Bushra was asked to elaborate on her strategy for connecting students with local organizations in Geneva, and how to create more outdoors activities. She responded by saying that there are many opportunities that already exist to build community in Geneva, such as connecting with the University of Geneva and local advocacy movements. She noted that outdoor activities could be an effective way to build community, whether classes are online or hybrid.
Nicolle was questioned over her strategy to improve participation in events. She noted that having greater access to information about events and schedules, both on and off campus would help students to connect.
Outgoing Events Coordinator Romina Pezzot asked all the candidates what event they would hope to coordinate in order to build community between students in different academic disciplines, and build community despite the hybrid model. Arveen hoped to create a safe-space discussion event where students could unwind, destress, and have the chance to meet with and talk to others who are outside their usual circle. Bushra emphasized the need to have a food related event, such as a cooking night where remote students could be sent ingredients, or those in quarantine could have ingredients delivered, but still be able to cook and eat together through a digital interface. Nicolle talked about wine and coffee chats, in combination with an arts-based event such as painting or sharing poetry, to help students relax and shift their focus during the upcoming month of transitions.

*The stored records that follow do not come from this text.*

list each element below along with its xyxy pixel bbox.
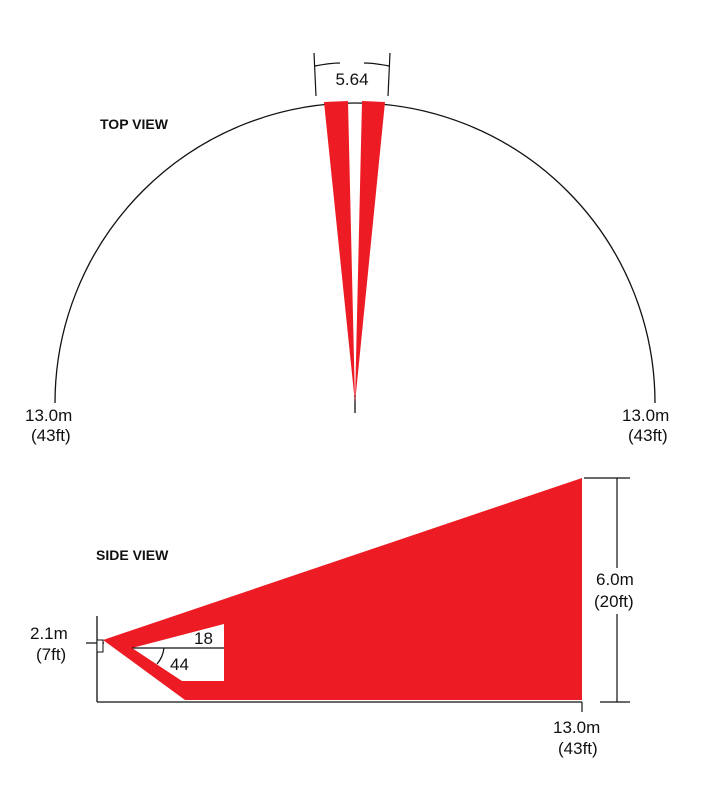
max-height-ft: (20ft) bbox=[594, 592, 634, 611]
angle-label: 5.64 bbox=[335, 70, 368, 89]
mount-height: 2.1m bbox=[30, 624, 68, 643]
side-beam bbox=[103, 478, 582, 700]
top-view: 5.64 TOP VIEW 13.0m (43ft) 13.0m (43ft) bbox=[25, 52, 669, 445]
height-label-bg bbox=[592, 568, 652, 614]
top-view-title: TOP VIEW bbox=[100, 116, 169, 132]
max-height: 6.0m bbox=[596, 570, 634, 589]
angle-upper: 18 bbox=[194, 629, 213, 648]
mount-height-ft: (7ft) bbox=[36, 645, 66, 664]
beam-left bbox=[324, 101, 355, 403]
range-ft: (43ft) bbox=[558, 739, 598, 758]
right-range-ft: (43ft) bbox=[628, 426, 668, 445]
sensor-icon bbox=[96, 639, 104, 653]
side-view: SIDE VIEW 18 44 2.1m (7ft) 6.0m (20ft) 1… bbox=[30, 477, 652, 758]
angle-dimension bbox=[313, 52, 391, 97]
beam-right bbox=[355, 101, 385, 403]
angle-arc bbox=[156, 647, 165, 665]
angle-lower: 44 bbox=[170, 655, 189, 674]
left-range: 13.0m bbox=[25, 406, 72, 425]
side-view-title: SIDE VIEW bbox=[96, 547, 169, 563]
coverage-semicircle bbox=[54, 102, 656, 404]
range: 13.0m bbox=[553, 718, 600, 737]
left-range-ft: (43ft) bbox=[31, 426, 71, 445]
right-range: 13.0m bbox=[622, 406, 669, 425]
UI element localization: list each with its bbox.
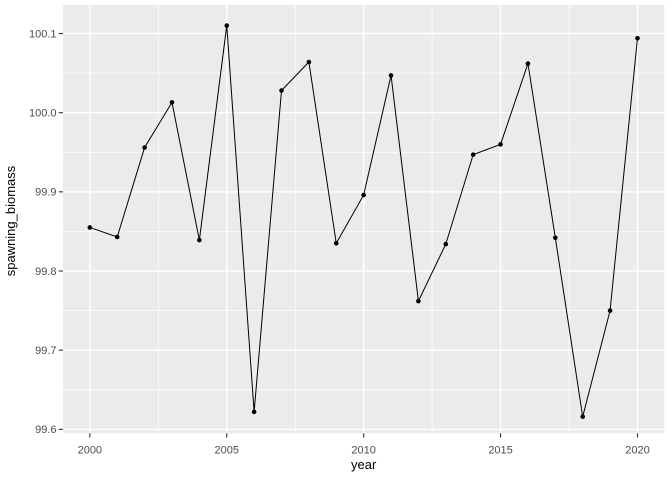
data-point bbox=[416, 298, 421, 304]
data-point bbox=[306, 59, 312, 65]
data-point bbox=[197, 237, 202, 243]
data-point bbox=[388, 73, 394, 78]
y-tick-label: 100.1 bbox=[29, 28, 57, 40]
x-tick-label: 2020 bbox=[625, 445, 649, 457]
data-point bbox=[224, 23, 230, 28]
data-point bbox=[114, 234, 120, 240]
y-tick-label: 99.6 bbox=[35, 424, 56, 436]
data-point bbox=[580, 414, 586, 419]
x-tick-label: 2005 bbox=[214, 445, 238, 457]
data-point bbox=[607, 308, 613, 313]
y-axis-title: spawning_biomass bbox=[3, 165, 18, 276]
data-point bbox=[470, 152, 476, 157]
data-point bbox=[498, 142, 503, 147]
data-point bbox=[553, 235, 558, 241]
y-tick-label: 99.7 bbox=[35, 345, 56, 357]
x-tick-label: 2010 bbox=[351, 445, 375, 457]
data-point bbox=[635, 35, 640, 41]
x-axis-title: year bbox=[351, 457, 377, 472]
y-tick-label: 99.9 bbox=[35, 187, 56, 199]
y-tick-label: 99.8 bbox=[35, 266, 56, 278]
data-point bbox=[279, 88, 284, 93]
data-point bbox=[87, 225, 93, 230]
data-point bbox=[361, 192, 366, 198]
data-point bbox=[169, 100, 175, 105]
x-tick-label: 2015 bbox=[488, 445, 512, 457]
data-point bbox=[251, 409, 257, 415]
data-point bbox=[142, 145, 147, 150]
y-tick-label: 100.0 bbox=[29, 107, 57, 119]
data-point bbox=[443, 241, 449, 247]
data-point bbox=[333, 240, 339, 246]
plot-panel: 2000 2005 2010 2015 2020 99.6 99.7 99.8 99.9 100.… bbox=[29, 5, 665, 457]
data-point bbox=[525, 61, 531, 66]
x-tick-label: 2000 bbox=[78, 445, 102, 457]
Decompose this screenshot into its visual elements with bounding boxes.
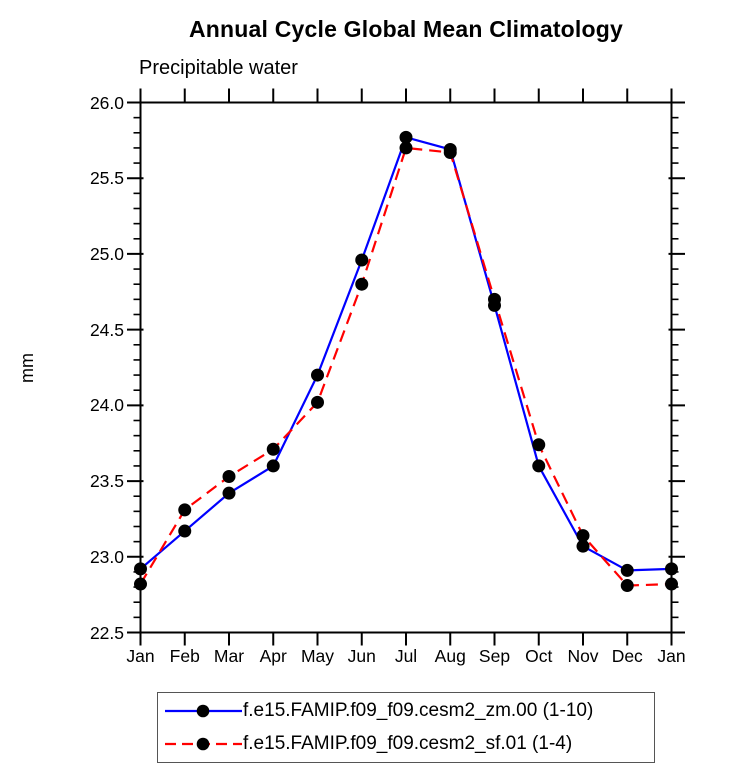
legend-line-sample-dashed-icon — [165, 738, 242, 751]
legend-line-sample-solid-icon — [165, 704, 242, 717]
x-tick-label: Mar — [213, 646, 245, 666]
data-point-marker — [355, 253, 369, 267]
data-point-marker — [532, 438, 546, 452]
y-tick-label: 23.5 — [89, 471, 124, 492]
data-point-marker — [222, 486, 236, 500]
data-point-marker — [134, 562, 147, 576]
x-tick-label: Jan — [657, 646, 686, 666]
data-point-marker — [399, 141, 413, 155]
data-point-marker — [311, 395, 324, 409]
x-tick-label: Dec — [611, 646, 643, 666]
chart-subtitle: Precipitable water — [139, 57, 298, 79]
data-point-marker — [532, 459, 546, 473]
x-tick-label: Nov — [567, 646, 599, 666]
y-tick-label: 25.0 — [89, 243, 124, 264]
y-tick-label: 26.0 — [89, 92, 124, 113]
data-point-marker — [665, 577, 678, 591]
y-tick-label: 22.5 — [89, 622, 124, 643]
legend: f.e15.FAMIP.f09_f09.cesm2_zm.00 (1-10) f… — [157, 692, 655, 763]
x-tick-label: Oct — [525, 646, 553, 666]
legend-label-series-1: f.e15.FAMIP.f09_f09.cesm2_sf.01 (1-4) — [243, 733, 573, 755]
data-point-marker — [665, 562, 678, 576]
series-line-1 — [139, 146, 672, 587]
y-tick-label: 25.5 — [89, 168, 124, 189]
legend-label-series-0: f.e15.FAMIP.f09_f09.cesm2_zm.00 (1-10) — [243, 699, 594, 721]
series-line-0 — [139, 135, 672, 572]
data-point-marker — [576, 539, 590, 553]
chart-title: Annual Cycle Global Mean Climatology — [188, 16, 624, 42]
data-point-marker — [178, 503, 192, 517]
data-point-marker — [620, 563, 634, 577]
x-tick-label: Aug — [434, 646, 466, 666]
y-tick-label: 24.5 — [89, 319, 124, 340]
data-point-marker — [178, 524, 192, 538]
x-tick-label: Jun — [347, 646, 376, 666]
data-point-marker — [399, 130, 413, 144]
data-point-marker — [311, 368, 324, 382]
x-tick-label: Feb — [169, 646, 200, 666]
data-point-marker — [576, 529, 590, 543]
data-point-marker — [266, 459, 280, 473]
legend-marker-dot-icon — [196, 704, 210, 717]
data-point-marker — [134, 577, 147, 591]
legend-row-series-1: f.e15.FAMIP.f09_f09.cesm2_sf.01 (1-4) — [158, 728, 654, 760]
y-tick-label: 24.0 — [89, 395, 124, 416]
data-point-marker — [266, 442, 280, 456]
data-point-marker — [443, 145, 457, 159]
x-tick-label: Sep — [478, 646, 511, 666]
plot-box — [139, 101, 673, 634]
legend-row-series-0: f.e15.FAMIP.f09_f09.cesm2_zm.00 (1-10) — [158, 695, 654, 727]
data-point-marker — [222, 470, 236, 484]
x-tick-label: May — [300, 646, 335, 666]
x-tick-label: Jan — [126, 646, 155, 666]
x-tick-label: Apr — [259, 646, 287, 666]
data-point-marker — [355, 277, 369, 291]
plot-area — [127, 88, 685, 646]
data-point-marker — [488, 292, 501, 306]
y-tick-label: 23.0 — [89, 546, 124, 567]
x-tick-label: Jul — [394, 646, 418, 666]
legend-marker-dot-icon — [196, 738, 210, 751]
data-point-marker — [620, 579, 634, 593]
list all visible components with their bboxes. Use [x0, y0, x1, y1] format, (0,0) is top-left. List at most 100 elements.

The candidates were also asked about their intention to create collaborations, how they would streamline events while supporting initiative’s autonomy, and how they planned to manage the workload. Nicolle affirmed her own ability to manage the workload, and suggested a collaborative communication platform to improve event coordination. Bushra emphasized her ability to balance both coursework and extracurriculars, and her hope to collaborate more with other student leaders. Arveen noted her ongoing experience in managing responsibilities in multiple initiatives and her role as coordinator for the Environmental Committee’s Sustainability Week.
When asked about how the Events Coordinator could strengthen relationships with the institute, Bushra answered that she would prioritize the needs of students over the institution, but wanted to build relationships with the Gender Center and other academic bodies in order to build more continuity between the institute and the student body. Arveen noted her platform focused on connecting student initiatives with the IHEID events department through weekly themes and bringing research centers into the planning process for events.
Finally, candidates were asked how they could have a lasting impact through a year-long position. Arveen noted the importance of documentation, and facilitating the relationship between incoming and outgoing coordinators and various partners. Nicolle focused on intentionality and clarifying the deeper purpose driving events, in order to make them more meaningful and relevant to the student body.
The debates for President, Vice President for Masters Programs, and Treasurer will take place on Tuesday, 20/04 at 18:15. Voting will take place online from Wednesday, 21 April at 12h00 to Thursday, 22 April 2021 at 13h00, through a link sent to your institutional email.